Since this creates a large number of chunks, let's do this again and combine with the option ``chunks`` to see easily what's going on:

In [None]:
# Init a parallel fetcher with chunking along the vertical axis alone:
loader_par = ArgoDataFetcher(src='erddap', 
                             parallel=True, 
                             chunks_maxsize={'dpt': 100},
                             chunks={'lon':1, 'lat':1, 'dpt':'auto', 'time':1}).region(box)

for uri in loader_par.uri:
    print("http: ... ", "&".join(uri.split("&")[1:-2])) # Display only the relevant URL part

You can see, that the ``pres`` argument of this erddap list of URLs define layers not thicker than the requested 100db.

With the ``profile`` and ``float`` access points, you can use the ``wmo`` keyword to control the number of WMOs in each chunks.

In [None]:
WMO_list = [6902766, 6902772, 6902914, 6902746, 6902916, 6902915, 6902757, 6902771]

# Init a parallel fetcher with chunking along the list of WMOs:
loader_par = ArgoDataFetcher(src='erddap', 
                             parallel=True, 
                             chunks_maxsize={'wmo': 3}).float(WMO_list)

for uri in loader_par.uri:
    print("http: ... ", "&".join(uri.split("&")[1:-2])) # Display only the relevant URL part

You see here, that this request for 8 floats is split in chunks with no more that 3 floats each.

### Parallelization methods

They are 3 methods available to set-up your data fetching requests in parallel:
    
1. [Multi-threading](https://en.wikipedia.org/wiki/Multithreading_(computer_architecture))
1. [Multi-processing](https://en.wikipedia.org/wiki/Multiprocessing)
1. a [Dask distributed client](https://distributed.dask.org/en/latest/client.html)

The first two options use a pool of [threads](https://docs.python.org/3/library/concurrent.futures.html#concurrent.futures.ThreadPoolExecutor) or [processes](https://docs.python.org/3/library/concurrent.futures.html#concurrent.futures.ProcessPoolExecutor) managed with the [concurrent futures module](https://docs.python.org/3/library/concurrent.futures.html#module-concurrent.futures).

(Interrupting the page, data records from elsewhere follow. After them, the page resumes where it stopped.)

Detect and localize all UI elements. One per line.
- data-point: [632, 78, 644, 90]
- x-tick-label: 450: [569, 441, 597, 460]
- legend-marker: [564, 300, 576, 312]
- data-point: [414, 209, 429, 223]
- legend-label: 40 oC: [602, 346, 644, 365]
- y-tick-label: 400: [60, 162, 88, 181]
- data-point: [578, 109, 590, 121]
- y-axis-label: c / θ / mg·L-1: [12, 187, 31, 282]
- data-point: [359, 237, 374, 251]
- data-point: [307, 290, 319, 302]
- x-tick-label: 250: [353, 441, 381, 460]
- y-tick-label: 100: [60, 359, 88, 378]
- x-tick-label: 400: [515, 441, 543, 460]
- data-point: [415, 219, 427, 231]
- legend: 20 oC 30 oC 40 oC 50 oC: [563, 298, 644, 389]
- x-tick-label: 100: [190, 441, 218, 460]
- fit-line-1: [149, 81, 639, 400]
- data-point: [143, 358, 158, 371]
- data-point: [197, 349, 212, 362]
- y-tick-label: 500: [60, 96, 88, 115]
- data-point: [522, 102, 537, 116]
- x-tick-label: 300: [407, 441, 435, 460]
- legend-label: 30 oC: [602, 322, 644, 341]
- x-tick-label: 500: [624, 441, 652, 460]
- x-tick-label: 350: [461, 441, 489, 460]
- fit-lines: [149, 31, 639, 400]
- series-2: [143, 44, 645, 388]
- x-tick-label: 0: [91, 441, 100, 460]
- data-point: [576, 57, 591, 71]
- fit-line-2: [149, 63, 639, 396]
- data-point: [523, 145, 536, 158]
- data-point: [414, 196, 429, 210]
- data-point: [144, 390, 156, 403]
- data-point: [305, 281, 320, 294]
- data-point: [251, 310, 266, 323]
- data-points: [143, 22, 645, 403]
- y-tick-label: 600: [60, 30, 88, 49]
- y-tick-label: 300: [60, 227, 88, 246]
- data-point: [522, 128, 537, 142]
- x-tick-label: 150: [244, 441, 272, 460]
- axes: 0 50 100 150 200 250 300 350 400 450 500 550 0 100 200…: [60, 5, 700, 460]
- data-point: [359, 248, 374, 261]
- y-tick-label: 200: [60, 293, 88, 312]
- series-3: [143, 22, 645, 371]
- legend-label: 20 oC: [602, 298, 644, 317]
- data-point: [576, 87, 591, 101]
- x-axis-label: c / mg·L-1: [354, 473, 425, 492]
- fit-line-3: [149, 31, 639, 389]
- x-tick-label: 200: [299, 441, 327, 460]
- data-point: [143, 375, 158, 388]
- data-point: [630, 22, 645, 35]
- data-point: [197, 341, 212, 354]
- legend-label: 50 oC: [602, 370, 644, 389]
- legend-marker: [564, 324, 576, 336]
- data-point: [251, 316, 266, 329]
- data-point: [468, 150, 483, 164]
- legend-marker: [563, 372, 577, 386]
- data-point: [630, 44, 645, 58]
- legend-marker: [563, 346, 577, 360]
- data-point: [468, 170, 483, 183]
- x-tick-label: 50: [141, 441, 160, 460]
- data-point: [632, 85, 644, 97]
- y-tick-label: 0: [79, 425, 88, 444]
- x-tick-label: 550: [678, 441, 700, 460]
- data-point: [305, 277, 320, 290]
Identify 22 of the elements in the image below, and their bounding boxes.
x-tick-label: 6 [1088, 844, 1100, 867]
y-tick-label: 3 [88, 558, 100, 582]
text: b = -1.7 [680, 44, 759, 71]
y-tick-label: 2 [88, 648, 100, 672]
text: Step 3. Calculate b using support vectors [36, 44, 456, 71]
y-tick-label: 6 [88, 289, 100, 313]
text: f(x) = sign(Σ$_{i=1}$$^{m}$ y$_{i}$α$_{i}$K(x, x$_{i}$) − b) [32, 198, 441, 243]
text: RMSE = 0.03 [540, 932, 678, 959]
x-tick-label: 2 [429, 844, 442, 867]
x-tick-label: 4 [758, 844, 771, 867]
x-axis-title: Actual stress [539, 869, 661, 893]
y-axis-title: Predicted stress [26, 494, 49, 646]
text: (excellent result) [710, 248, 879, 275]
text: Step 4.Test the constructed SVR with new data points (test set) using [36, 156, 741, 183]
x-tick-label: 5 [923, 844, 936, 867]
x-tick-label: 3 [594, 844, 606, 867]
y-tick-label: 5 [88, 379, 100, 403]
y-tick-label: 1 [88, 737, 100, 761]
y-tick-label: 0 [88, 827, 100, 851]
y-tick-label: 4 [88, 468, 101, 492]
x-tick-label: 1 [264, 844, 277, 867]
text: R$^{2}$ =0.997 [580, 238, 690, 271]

The last option is a much higher level method to leverage the computing power of a Dask distributed framework ([see here for examples on how to create a dask cluster](https://nbviewer.jupyter.org/github/obidam/ds2-2020/blob/master/practice/environment/01-Launch_Dask_Cluster.ipynb)). 

The parallelization method is set with the ``parallel_method`` option of the fetcher, which can take as values the strings ``thread`` or ``process`` or a *client* object.

In [None]:
%%time
box = [-60, 0, 
       20.0, 60.0 + np.random.randint(0,100,1)[0]/1000, 
       0.0, 500.0, 
       "2007", "2010"]
box = [-60, -30, 40.0, 60.0, 0.0, 100.0, "2007-01-01", "2007-04-01"]

print("BOX=", box)
ds = ArgoDataFetcher(src='argovis', parallel=True, progress=True, parallel_method='thread').region(box).to_xarray()

### Comparison of performances

Note that to compare performances with or without the parallel option, we need to make sure that data are not cached on the server side.
To do this, we use a very small random perturbation on the box definition, here on the maximum latitude.

In [None]:
def this_box():
    return [-60, 0, 
           20.0, 60.0 + np.random.randint(0,100,1)[0]/1000, 
           0.0, 500.0, 
           "2007", "2010"]

In [None]:
%%time
ds = ArgoDataFetcher(src='argovis', parallel=False).region(this_box()).to_xarray()

In [None]:
%%time
ds = ArgoDataFetcher(src='argovis', parallel=True).region(this_box()).to_xarray()

This simple comparison shows that parallel request is significantly faster than the standard one.